Lord Cregan was a seasoned warrior and masterful swordsman. He once fought Prince Aemon the Dragonknight, and later, Aemon claimed he never faced a finer swordsman.

Lord Cregan’s decision to march was based on a pact he made with Rhaenyra’s son Prince Jacaerys Velaryon. Called the Pact of Ice and Fire, it provided that when Rhaenyra or her sons took the Iron Throne from Aegon II’s Greens, marriages would take place between Houses Targaryen and Stark. In fact, according to the fool Mushroom, while he was at Winterfell, Prince Jacaerys fell in love with and married Lord Cregan’s bastard half-sister.

Anyway, when Lord Cregan and his army arrived at King’s Landing, Aegon II had been killed, and Aegon III had already been crowned as the new king. Known as Aegon the Younger, he was the fourth-born son of his mother, Princess Rhaenyra Targaryen, and ascended to the Iron Throne because all of his older brothers were killed in the Dance of the Dragons.

However, because he was only 11 years of age, Aegon III ruled through a regency until he turned 16. When Lord Cregan arrived at the Red Keep, he let Aegon III know that he was there to support him, but wanted to know what happened to Aegon II (Aegon the Older), and how he was killed without anyone having besieged the city.

When Cregan learned that Aegon II was poisoned, a dishonorable act, he convinced the young king to make him Hand of the King, so he could find and punish those involved in King Aegon II’s murder.

Lord Cregan held King’s Landing in his grasp for six days, wherein many Lords feared he would take control and become regent or even King himself. The Septons of the Faith feared Cregan and his Northerners would tear down the Septs and force the realm to worship the old gods and their weirwood trees.

However, Lord Cregan had no such aspirations. He only wanted to serve justice, and since he and his army marched on King’s Landing looking for a fight, his men were itching to help him bring justice to the Red Keep. As Hand of the King, Lord Cregan threw every member of Aegon II’s Small Council in the dungeons, along with his remaining Kingsguard and even his Septon and Maester.

After all was said and done, 22 men were arrested for the late king’s death, and after a day of deliberation in the throne room, where Lord Cregan sat on a wooden bench at the foot of the Iron Throne (such a Stark thing to do), most of the men were found guilty of treason. The penalty was death. Only Lord Corlys Velaryon was pardoned after Aegon III and Lady Aly Blackwood spoke on his behalf.

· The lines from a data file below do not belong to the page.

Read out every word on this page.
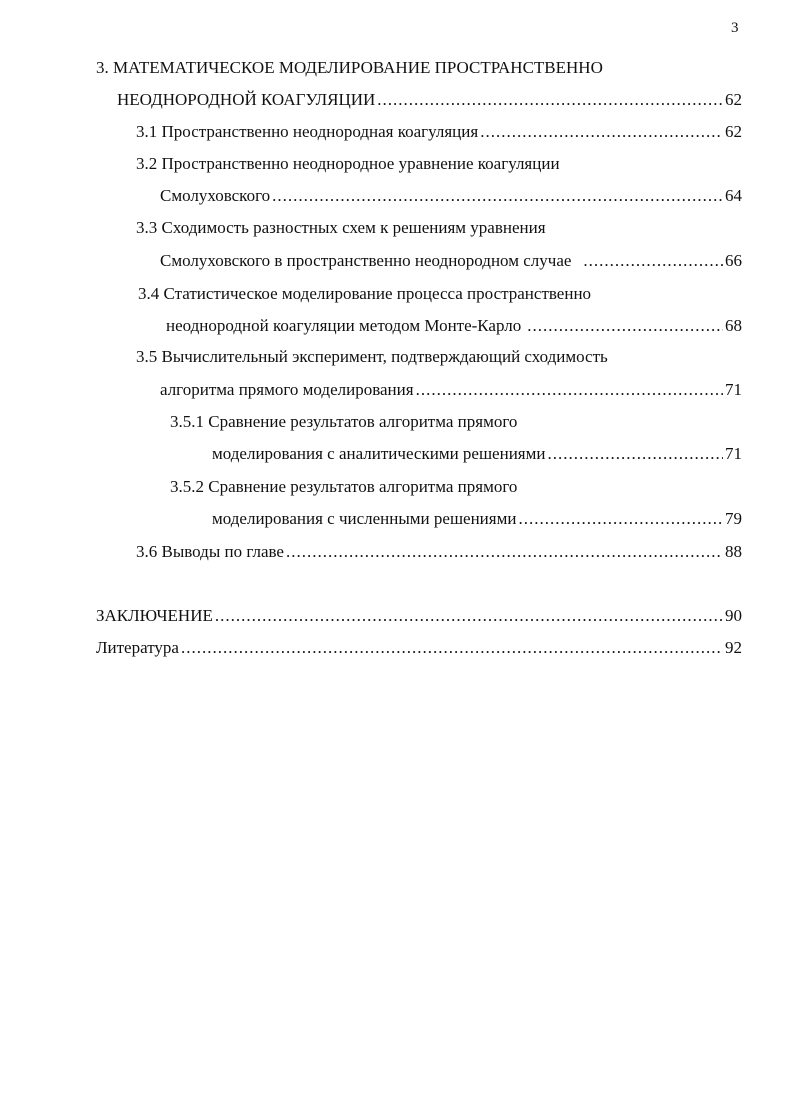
3
3. МАТЕМАТИЧЕСКОЕ МОДЕЛИРОВАНИЕ ПРОСТРАНСТВЕННО
НЕОДНОРОДНОЙ КОАГУЛЯЦИИ .....	62
3.1 Пространственно неоднородная коагуляция .....	62
3.2 Пространственно неоднородное уравнение коагуляции
Смолуховского .....	64
3.3 Сходимость разностных схем к решениям уравнения
Смолуховского в пространственно неоднородном случае .....	66
3.4 Статистическое моделирование процесса пространственно
неоднородной коагуляции методом Монте-Карло .....	68
3.5 Вычислительный эксперимент, подтверждающий сходимость
алгоритма прямого моделирования .....	71
3.5.1 Сравнение результатов алгоритма прямого
моделирования с аналитическими решениями .....	71
3.5.2 Сравнение результатов алгоритма прямого
моделирования с численными решениями .....	79
3.6 Выводы по главе .....	88
ЗАКЛЮЧЕНИЕ .....	90
Литература .....	92
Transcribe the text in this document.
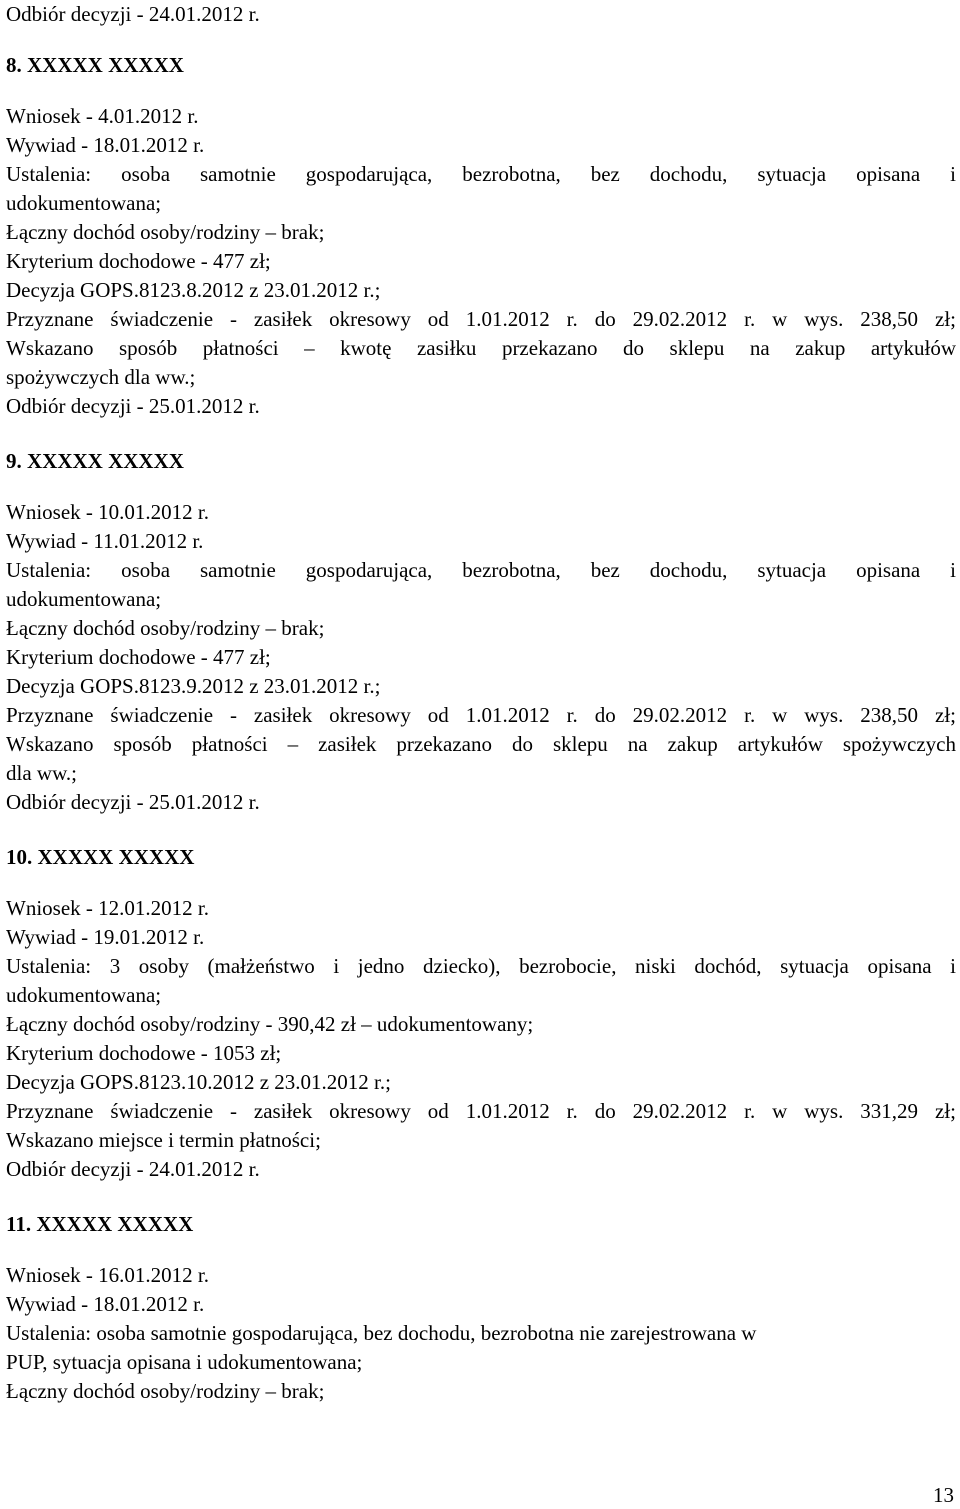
Odbiór decyzji - 24.01.2012 r.
8. XXXXX XXXXX
Wniosek - 4.01.2012 r.
Wywiad - 18.01.2012 r.
Ustalenia: osoba samotnie gospodarująca, bezrobotna, bez dochodu, sytuacja opisana i
udokumentowana;
Łączny dochód osoby/rodziny – brak;
Kryterium dochodowe - 477 zł;
Decyzja GOPS.8123.8.2012 z 23.01.2012 r.;
Przyznane świadczenie - zasiłek okresowy od 1.01.2012 r. do 29.02.2012 r. w wys. 238,50 zł;
Wskazano sposób płatności – kwotę zasiłku przekazano do sklepu na zakup artykułów
spożywczych dla ww.;
Odbiór decyzji - 25.01.2012 r.
9. XXXXX XXXXX
Wniosek - 10.01.2012 r.
Wywiad - 11.01.2012 r.
Ustalenia: osoba samotnie gospodarująca, bezrobotna, bez dochodu, sytuacja opisana i
udokumentowana;
Łączny dochód osoby/rodziny – brak;
Kryterium dochodowe - 477 zł;
Decyzja GOPS.8123.9.2012 z 23.01.2012 r.;
Przyznane świadczenie - zasiłek okresowy od 1.01.2012 r. do 29.02.2012 r. w wys. 238,50 zł;
Wskazano sposób płatności – zasiłek przekazano do sklepu na zakup artykułów spożywczych
dla ww.;
Odbiór decyzji - 25.01.2012 r.
10. XXXXX XXXXX
Wniosek - 12.01.2012 r.
Wywiad - 19.01.2012 r.
Ustalenia: 3 osoby (małżeństwo i jedno dziecko), bezrobocie, niski dochód, sytuacja opisana i
udokumentowana;
Łączny dochód osoby/rodziny - 390,42 zł – udokumentowany;
Kryterium dochodowe - 1053 zł;
Decyzja GOPS.8123.10.2012 z 23.01.2012 r.;
Przyznane świadczenie - zasiłek okresowy od 1.01.2012 r. do 29.02.2012 r. w wys. 331,29 zł;
Wskazano miejsce i termin płatności;
Odbiór decyzji - 24.01.2012 r.
11. XXXXX XXXXX
Wniosek - 16.01.2012 r.
Wywiad - 18.01.2012 r.
Ustalenia: osoba samotnie gospodarująca, bez dochodu, bezrobotna nie zarejestrowana w
PUP, sytuacja opisana i udokumentowana;
Łączny dochód osoby/rodziny – brak;
13
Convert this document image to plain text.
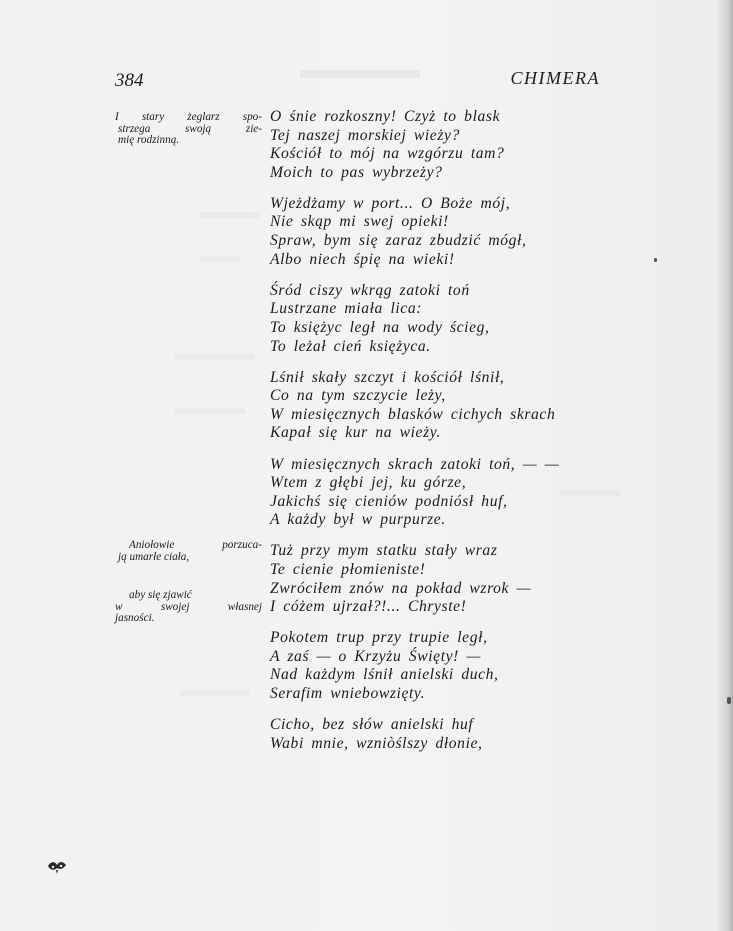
384	CHIMERA
I stary żeglarz spo-
strzega swoją zie-
mię rodzinną.
Aniołowie porzuca-
ją umarłe ciała,
aby się zjawić
w swojej własnej
jasności.
O śnie rozkoszny! Czyż to blask
Tej naszej morskiej wieży?
Kościół to mój na wzgórzu tam?
Moich to pas wybrzeży?
Wjeżdżamy w port... O Boże mój,
Nie skąp mi swej opieki!
Spraw, bym się zaraz zbudzić mógł,
Albo niech śpię na wieki!
Śród ciszy wkrąg zatoki toń
Lustrzane miała lica:
To księżyc legł na wody ścieg,
To leżał cień księżyca.
Lśnił skały szczyt i kościół lśnił,
Co na tym szczycie leży,
W miesięcznych blasków cichych skrach
Kapał się kur na wieży.
W miesięcznych skrach zatoki toń, — —
Wtem z głębi jej, ku górze,
Jakichś się cieniów podniósł huf,
A każdy był w purpurze.
Tuż przy mym statku stały wraz
Te cienie płomieniste!
Zwróciłem znów na pokład wzrok —
I cóżem ujrzał?!... Chryste!
Pokotem trup przy trupie legł,
A zaś — o Krzyżu Święty! —
Nad każdym lśnił anielski duch,
Serafim wniebowzięty.
Cicho, bez słów anielski huf
Wabi mnie, wzniòślszy dłonie,
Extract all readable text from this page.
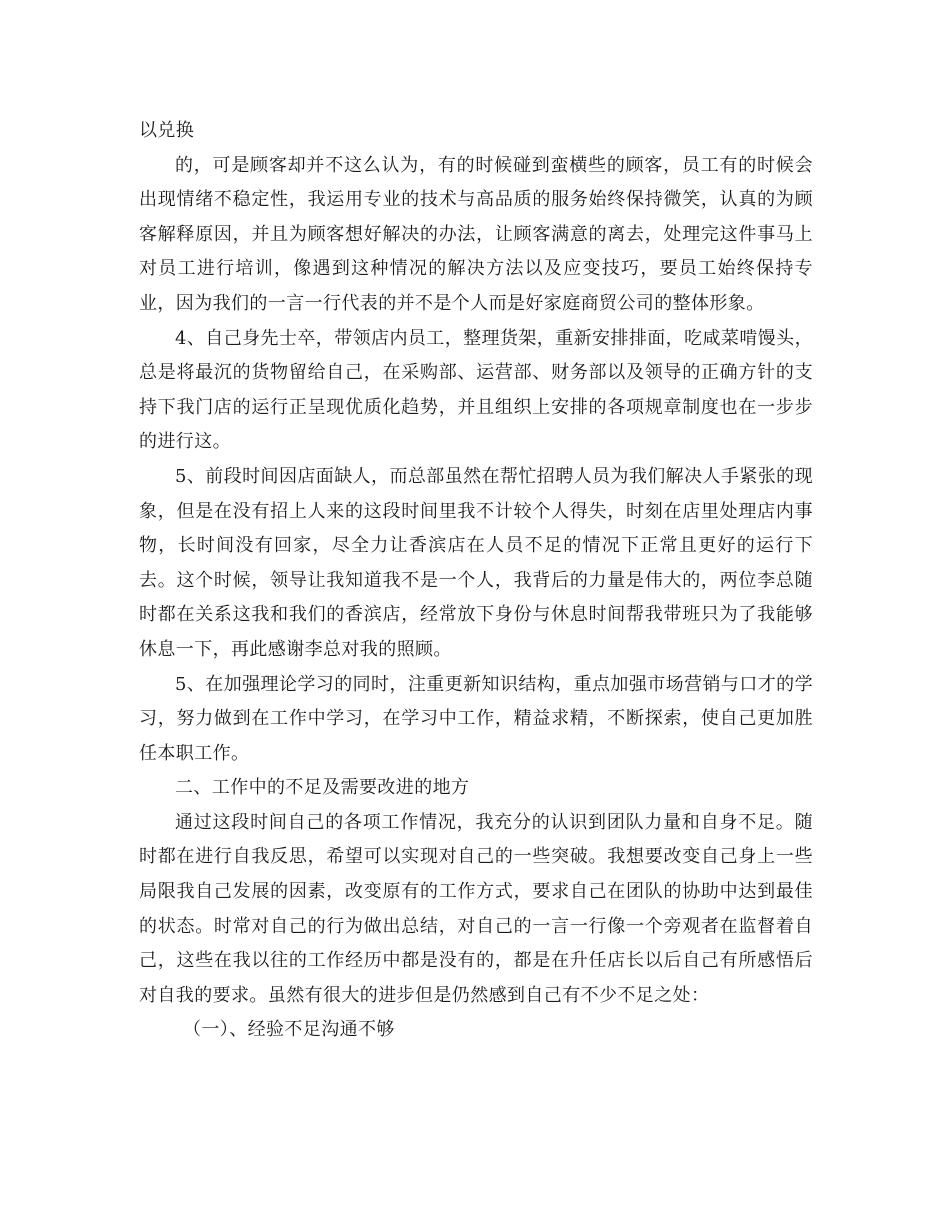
以兑换

的，可是顾客却并不这么认为，有的时候碰到蛮横些的顾客，员工有的时候会出现情绪不稳定性，我运用专业的技术与高品质的服务始终保持微笑，认真的为顾客解释原因，并且为顾客想好解决的办法，让顾客满意的离去，处理完这件事马上对员工进行培训，像遇到这种情况的解决方法以及应变技巧，要员工始终保持专业，因为我们的一言一行代表的并不是个人而是好家庭商贸公司的整体形象。

4、自己身先士卒，带领店内员工，整理货架，重新安排排面，吃咸菜啃馒头，总是将最沉的货物留给自己，在采购部、运营部、财务部以及领导的正确方针的支持下我门店的运行正呈现优质化趋势，并且组织上安排的各项规章制度也在一步步的进行这。

5、前段时间因店面缺人，而总部虽然在帮忙招聘人员为我们解决人手紧张的现象，但是在没有招上人来的这段时间里我不计较个人得失，时刻在店里处理店内事物，长时间没有回家，尽全力让香滨店在人员不足的情况下正常且更好的运行下去。这个时候，领导让我知道我不是一个人，我背后的力量是伟大的，两位李总随时都在关系这我和我们的香滨店，经常放下身份与休息时间帮我带班只为了我能够休息一下，再此感谢李总对我的照顾。

5、在加强理论学习的同时，注重更新知识结构，重点加强市场营销与口才的学习，努力做到在工作中学习，在学习中工作，精益求精，不断探索，使自己更加胜任本职工作。

二、工作中的不足及需要改进的地方

通过这段时间自己的各项工作情况，我充分的认识到团队力量和自身不足。随时都在进行自我反思，希望可以实现对自己的一些突破。我想要改变自己身上一些局限我自己发展的因素，改变原有的工作方式，要求自己在团队的协助中达到最佳的状态。时常对自己的行为做出总结，对自己的一言一行像一个旁观者在监督着自己，这些在我以往的工作经历中都是没有的，都是在升任店长以后自己有所感悟后对自我的要求。虽然有很大的进步但是仍然感到自己有不少不足之处：

（一）、经验不足沟通不够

When Lord Cregan unsheathed House Stark’s ancestral Valyrian steel blade Ice to behead the guilty (the Lords of Winterfell held to the custom that the man who passes the sentence should swing the sword), all but Ser Gyles Belgrave of the Kingsguard and Larys the Clubfoot chose to take the black of the Night’s Watch, and since Lord Cregan knew how important it was to keep adding men to that ancient order, he allowed it to happen.

Ser Gyles chose death because he believed no Kingsguard should outlive their king, and Larys the Clubfoot knew he was doomed, as he was the man mainly responsible for poisoning Aegon II. He asked Lord Cregan to hack off his clubfoot as well, since he didn’t want to drag it around in the afterlife, and Cregan agreed. Larys Strong the Clubfoot was buried at Harrenhal, without his clubbed foot.

Lord Cregan then stepped down as Hand of the King and returned to Winterfell, but not before securing the hand of Lady Aly Blackwood in marriage. As for his army, many of them formed a company of sellswords, aptly named the Wolf Pack, and others followed Lady Aly Blackwood back to the Riverlands to marry the many widows who lost their husbands during the Dance of the Dragons.

After making sure her lands were once again safe and that homes and castles were being reconstructed and repaired by the Northmen she helped to settle there, Lady Aly went to Winterfell and married Lord Cregan in front of Winterfell’s weirwood tree, as House Blackwood was and still is one of the few southron Houses to keep the old gods.

One final note: King Aegon III granted many rewards to Lord Cregan, but a Targaryen princess never did marry into House Stark. The Pact of Ice and Fire was never fulfilled…not yet, anyway.